D’un pas lent nous nous étions dirigés vers la place publique, à travers la foule de petits poissons qui suivaient le courant. Nous nous dirigions tous en enfer. Et enfin j’en prenais conscience. Une boule vint se nicher au creux de mon estomac, alors que je me séparais d’Elizabeth pour me faire recenser. On me préleva une goute de sang, puis je me dirigeai vers le troupeau de filles. Je cherchai ma sœur de tous les côtés, puis enfin l’aperçut, à quelques rangées devant moi. La femme qui allait être l’hôtesse des condamnés monta sur scène, puis présenta les jeux. Tandis que les films passaient, je pensait à toutes les histoires terrifiantes que Maman nous racontait, lorsque nous étions gamines, Eliza et moi. Puis on m’avait appelé.

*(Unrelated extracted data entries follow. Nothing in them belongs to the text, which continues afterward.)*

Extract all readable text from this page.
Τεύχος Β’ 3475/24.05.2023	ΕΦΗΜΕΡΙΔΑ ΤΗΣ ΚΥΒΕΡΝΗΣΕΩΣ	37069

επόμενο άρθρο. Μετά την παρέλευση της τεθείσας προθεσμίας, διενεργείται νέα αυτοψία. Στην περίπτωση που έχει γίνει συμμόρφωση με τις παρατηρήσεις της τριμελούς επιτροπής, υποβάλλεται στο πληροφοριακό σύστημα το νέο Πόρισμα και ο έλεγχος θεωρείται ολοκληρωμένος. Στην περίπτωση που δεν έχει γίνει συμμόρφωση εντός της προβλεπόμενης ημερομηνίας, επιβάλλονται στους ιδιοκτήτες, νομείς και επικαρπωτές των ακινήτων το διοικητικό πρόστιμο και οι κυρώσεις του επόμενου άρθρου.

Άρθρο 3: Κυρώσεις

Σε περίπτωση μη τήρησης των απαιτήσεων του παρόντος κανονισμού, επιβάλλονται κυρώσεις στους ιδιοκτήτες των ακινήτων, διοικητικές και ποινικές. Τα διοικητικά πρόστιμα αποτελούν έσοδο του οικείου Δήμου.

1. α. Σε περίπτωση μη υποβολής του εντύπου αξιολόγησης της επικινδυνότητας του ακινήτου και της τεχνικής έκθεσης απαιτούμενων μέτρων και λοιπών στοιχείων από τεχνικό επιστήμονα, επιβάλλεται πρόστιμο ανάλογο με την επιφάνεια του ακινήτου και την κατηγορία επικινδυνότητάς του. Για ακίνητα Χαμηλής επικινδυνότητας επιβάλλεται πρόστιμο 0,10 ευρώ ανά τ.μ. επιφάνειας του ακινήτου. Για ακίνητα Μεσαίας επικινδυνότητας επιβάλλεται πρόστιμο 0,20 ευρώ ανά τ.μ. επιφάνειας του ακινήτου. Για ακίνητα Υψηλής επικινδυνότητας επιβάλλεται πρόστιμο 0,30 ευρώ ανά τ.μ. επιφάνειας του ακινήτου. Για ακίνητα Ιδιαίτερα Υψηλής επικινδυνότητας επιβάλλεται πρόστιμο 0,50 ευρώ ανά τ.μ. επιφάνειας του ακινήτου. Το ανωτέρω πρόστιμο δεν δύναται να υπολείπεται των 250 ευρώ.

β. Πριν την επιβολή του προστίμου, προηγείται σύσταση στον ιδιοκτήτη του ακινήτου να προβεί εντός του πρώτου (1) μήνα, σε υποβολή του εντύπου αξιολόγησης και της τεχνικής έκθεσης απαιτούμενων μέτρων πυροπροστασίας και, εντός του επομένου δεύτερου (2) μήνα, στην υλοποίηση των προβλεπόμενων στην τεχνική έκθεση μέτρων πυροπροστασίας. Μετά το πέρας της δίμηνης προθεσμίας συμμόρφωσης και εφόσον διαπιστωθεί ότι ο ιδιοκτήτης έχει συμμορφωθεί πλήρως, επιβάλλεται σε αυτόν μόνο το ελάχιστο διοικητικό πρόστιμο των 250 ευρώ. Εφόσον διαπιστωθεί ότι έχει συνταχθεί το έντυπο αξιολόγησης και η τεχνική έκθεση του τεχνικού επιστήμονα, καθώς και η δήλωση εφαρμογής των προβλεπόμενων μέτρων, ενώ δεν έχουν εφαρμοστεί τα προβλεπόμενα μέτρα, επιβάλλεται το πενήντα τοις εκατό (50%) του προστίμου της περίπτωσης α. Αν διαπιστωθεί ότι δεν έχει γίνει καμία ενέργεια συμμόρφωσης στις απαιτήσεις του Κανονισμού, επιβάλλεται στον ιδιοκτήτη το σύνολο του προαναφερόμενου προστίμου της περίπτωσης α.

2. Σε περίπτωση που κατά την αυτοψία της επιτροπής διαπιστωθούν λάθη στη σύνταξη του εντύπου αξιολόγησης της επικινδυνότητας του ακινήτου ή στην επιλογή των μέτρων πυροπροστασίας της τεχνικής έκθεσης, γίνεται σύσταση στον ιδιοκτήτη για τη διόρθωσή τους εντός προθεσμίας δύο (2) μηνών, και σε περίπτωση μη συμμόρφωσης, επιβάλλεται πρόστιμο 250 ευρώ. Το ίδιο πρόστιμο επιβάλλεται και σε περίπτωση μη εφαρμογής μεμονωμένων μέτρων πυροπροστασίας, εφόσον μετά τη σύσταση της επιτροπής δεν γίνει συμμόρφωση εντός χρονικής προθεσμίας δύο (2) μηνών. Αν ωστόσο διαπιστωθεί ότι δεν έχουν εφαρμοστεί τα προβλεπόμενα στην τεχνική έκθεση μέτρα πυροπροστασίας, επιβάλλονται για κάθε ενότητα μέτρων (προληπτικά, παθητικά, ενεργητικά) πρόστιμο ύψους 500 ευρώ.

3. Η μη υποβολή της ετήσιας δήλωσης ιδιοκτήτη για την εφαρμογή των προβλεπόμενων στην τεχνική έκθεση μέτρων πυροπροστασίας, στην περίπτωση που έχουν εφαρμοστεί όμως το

Finalement, c’était bien moi qui me trouvait devant l’estrade, et qui m’appétait à y monter. Je me positionnai à la gauche de l’hôtesse, et trouvai mes parents dans une foule à moitié satisfaite, ou encore rongée par la peur. Je leur adressai un pauvre sourire tandis que les larmes me brouillaient la vue. Mais je continuai à les retenir. Il était hors de question que je m’effondre devant les caméras.

L’hôtesse appela le tribut mâle, et son prénom s’effaça de ma mémoire aussi vite qu’il s’y était gravé.

Une main se posa dans mon dos, et je sursautai, surprise. C’était celle de l’horrible femme qui se réjouissait de notre sort. Cette femme qui se réjouissait de la mort douloureuse que vingt-trois adolescents connaîtraient. Tandis que ces pensées haineuses déferlaient dans mon esprit, la femme déclara que les familles ou proches des tribus pourraient nous retrouver à l’intérieur du palais de justice. Elle nous y conduisit sans attendre, puis les portes massives du bâtiment se refermèrent sur nous.

Le garçon se dégagea du contact qu’avait notre tortionnaire, et plaqua ses mains contre le mur du Hall d’entrée. Pendant un instant, je crus qu’il allait se mettre à hurler. Mais il ne le fit pas. En fait, c’était moi qui en avais envie. J’en mourrais d’envie. Mais je me concentrai sur ma respiration pour me contrôler
.

« -Allons, allons, ne laissons pas vos proches patienter. Suivez-moi. »

Nous nous laissâmes diriger à travers les couloirs, puis mon camarade et la femme m’abandonnèrent devant une grande pièce où je m’engouffrai. Elle était sans doute plus petite que les salles où l’on me laisserait patienter au Capitole, pourtant, elle me paraissait plus grande que toutes les salles de ma maison. Le luxe régnait, mais une fois encore, je me doutais que ce ne serait rien comparé au capitole. Un canapé était installé au centre de la pièce, et le soleil inondait mon monde par la fenêtre. C’était si étrange… Le soleil avait toujours eu une note positive pour moi, mais à cet instant, il me donnait l’impression de se moquer de moi.

Je soupirai et m’approchait de la fenêtre que j’ouvris. Je me laissai bercer par le son calme et irrégulier des vagues, tandis que j’attendais ma famille pour un dernier Adieux.